CommonSpace columnist Yvonne Ridley says Celtic fans should be applauded for defying Uefa to fly Palestinian flags at a recent game
THE heroic actions of thousands of Celtic football supporters the other night reminded me of some wonderfully inspiring lyrics from Bob Dylan’s album The Times They Are a-Changin'.
Fans of the Scottish champions were ordered not to fly Palestinian flags during a match between Glasgow Celtic Football Club and Israel’s Hapoel Be'er-Sheva, but despite the Uefa diktat thousands of the flags were defiantly waved around the stadium.
Now Celtic FC faces a penalty from the European governing body of the sport after the mass flag-waving show of defiance during the Champions League playoff which saw Celtic storm to a 5-2 victory.
Rather than admonish the club, Uefa should be heaping praise on those fans who used their sporting platform to highlight the injustices of what is happening to the Palestinian people.
Rather than admonish the club, Uefa should be heaping praise on those fans who used their sporting platform to highlight the injustices of what is happening to the Palestinian people just as others had done in the bad old days of Apartheid South Africa.

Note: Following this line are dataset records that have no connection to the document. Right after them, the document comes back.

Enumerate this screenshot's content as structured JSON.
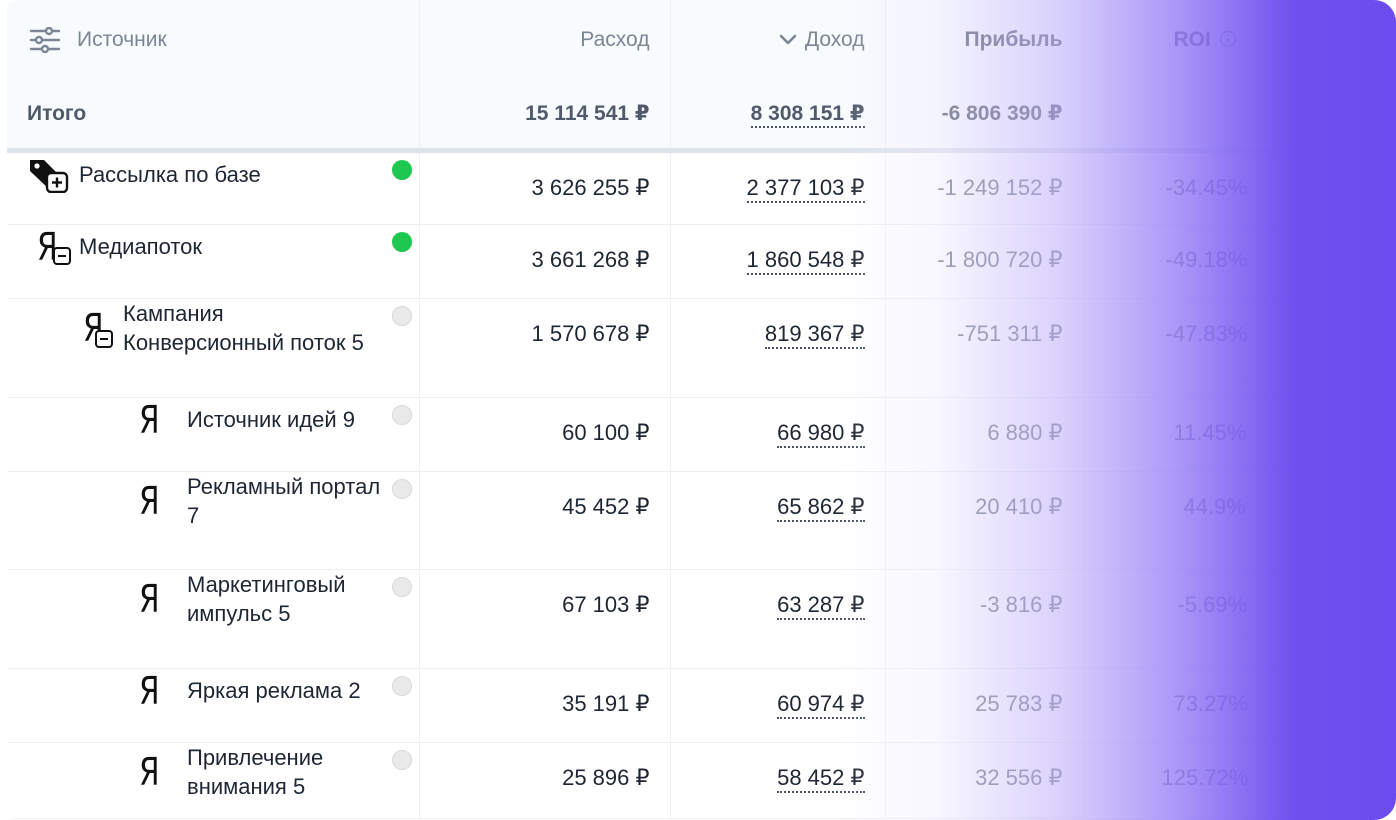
{
  "header": {
    "source_label": "Источник",
    "expense_label": "Расход",
    "income_label": "Доход",
    "profit_label": "Прибыль",
    "roi_label": "ROI"
  },
  "totals": {
    "label": "Итого",
    "expense": "15 114 541 ₽",
    "income": "8 308 151 ₽",
    "profit": "-6 806 390 ₽",
    "roi": ""
  },
  "rows": [
    {
      "name": "Рассылка по базе",
      "icon": "tag-plus-icon",
      "status": "active",
      "expense": "3 626 255 ₽",
      "income": "2 377 103 ₽",
      "profit": "-1 249 152 ₽",
      "roi": "-34.45%"
    },
    {
      "name": "Медиапоток",
      "icon": "yandex-collapse-icon",
      "status": "active",
      "expense": "3 661 268 ₽",
      "income": "1 860 548 ₽",
      "profit": "-1 800 720 ₽",
      "roi": "-49.18%"
    },
    {
      "name_line1": "Кампания",
      "name_line2": "Конверсионный поток 5",
      "icon": "yandex-collapse-icon",
      "status": "inactive",
      "expense": "1 570 678 ₽",
      "income": "819 367 ₽",
      "profit": "-751 311 ₽",
      "roi": "-47.83%"
    },
    {
      "name": "Источник идей 9",
      "icon": "yandex-icon",
      "status": "inactive",
      "expense": "60 100 ₽",
      "income": "66 980 ₽",
      "profit": "6 880 ₽",
      "roi": "11.45%"
    },
    {
      "name_line1": "Рекламный портал",
      "name_line2": "7",
      "icon": "yandex-icon",
      "status": "inactive",
      "expense": "45 452 ₽",
      "income": "65 862 ₽",
      "profit": "20 410 ₽",
      "roi": "44.9%"
    },
    {
      "name_line1": "Маркетинговый",
      "name_line2": "импульс 5",
      "icon": "yandex-icon",
      "status": "inactive",
      "expense": "67 103 ₽",
      "income": "63 287 ₽",
      "profit": "-3 816 ₽",
      "roi": "-5.69%"
    },
    {
      "name": "Яркая реклама 2",
      "icon": "yandex-icon",
      "status": "inactive",
      "expense": "35 191 ₽",
      "income": "60 974 ₽",
      "profit": "25 783 ₽",
      "roi": "73.27%"
    },
    {
      "name_line1": "Привлечение",
      "name_line2": "внимания 5",
      "icon": "yandex-icon",
      "status": "inactive",
      "expense": "25 896 ₽",
      "income": "58 452 ₽",
      "profit": "32 556 ₽",
      "roi": "125.72%"
    }
  ],
  "icons": {
    "yandex_glyph": "Я"
  },
  "colors": {
    "status_active": "#1ec74f",
    "status_inactive": "#eaeaea",
    "gradient_end": "#6c4cee"
  }
}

As I say, the sight of this mass resistance took me back to the lyrics in Dylan’s album, his third, which was ground-breaking in as much as it tackled poverty, racism and social issues and tried to prick the social conscience of the hedonistic 1960s.
They read:
Come mothers and fathers
Throughout the land
And don't criticise
What you can't understand
Your sons and your daughters
Are beyond your command..
So when you get a stadium full of football fans displaying a collective social conscience over the plight of a group of people thousands of miles away, I’d say yes, indeed the times are a-changin’ and for the better.
If Uefa goes ahead and fines the Scottish club it will expose double standards at play in the sporting world. The organisation’s Control, Ethics and Disciplinary Committee fined Celtic two years ago when fans also waved Palestinian flags during a match. The committee took action based on Article 16 (2) (e) of its regulations, which forbids political, ideological and religious messages at sports events.
However, the same disciplinary committee regularly turns a blind eye to the racism and violence meted out by some of Israel's fans at home and away. Palestinian or Muslim footballers playing in matches against Beitar Jerusalem have been met with chants of "death to Arabs" from the stands; as far as I'm aware, Uefa has failed to take any action against the club and its fans.

Furthermore, thugs in the crowd at Beitar — encouraged by the silence of the Israel Football Association to sanction the club for its fans’ behaviour — continue with their abuse. As a result, Beitar remains a sanctuary for racism in Israel. Its fans wave banners proclaiming "Beitar forever pure", which is their way of pointing out that it does not sign any Arab players even though 20 per cent of Israeli citizens are Palestinian Arabs.
The Israeli FA not only remains silent when attacks against Palestinian sports are committed routinely, but it is also complicit with the occupation, having accepted five teams from illegal Israeli settlements.
All of this is not lost on ordinary football and sporting fans around the world who refuse to be silent about such injustice. Many believe that sporting events should be used as platforms to promote peace and not to whitewash the occupation of Palestinian lands or the brutal actions of an apartheid state.
The fans of Celtic FC may be ordinary men and women, but they are extraordinary human beings for standing up for justice.
The democratic world should also add pressure on Israel through the Boycott, Divestment and Sanctions (BDS) movement until Palestinian athletes are free to train, play and compete at the highest levels of international sport without being impeded or having their training or equipment stopped by Israeli oppression.
The amazing show of support for Palestinians this week was organised via a Facebook group called 'Fly the flag for Palestine, for Celtic, for Justice'. Organisers called on Celtic fans to support the BDS movement and oppose what they called "Israeli apartheid, settler colonialism and countless massacres" of the Palestinian people.
"When someone represents Israeli institutions it is sadly never merely a game," they said. "Football, Uefa, and Celtic FC are being used to whitewash Israel’s true nature and give this rogue state an air of normality and acceptance it should not and cannot enjoy until its impunity ends and it is answerable to international law and faces sanctions for the countless UN resolutions it had breached."
During its apartheid years, South Africa, where most sports were segregated based on race, found itself barred from the Olympics, suspended from world football and excluded from cricket tours. International rugby teams also came under strong pressure to stay away.

Until similar sporting boycotts are imposed on Israel it seems that the Zionist state will continue to persecute and target Palestinian athletes. If Palestinians cannot play sport freely, then the world's governing bodies will be seen as legitimising Israel's continued occupation, oppression and apartheid policies.
The fans of Celtic FC may be ordinary men and women, but they are extraordinary human beings for standing up for justice.
Instead of collective punishment, Uefa should consider awarding them a medal for courage and compassion. And then we will really know that the times are a-changin’.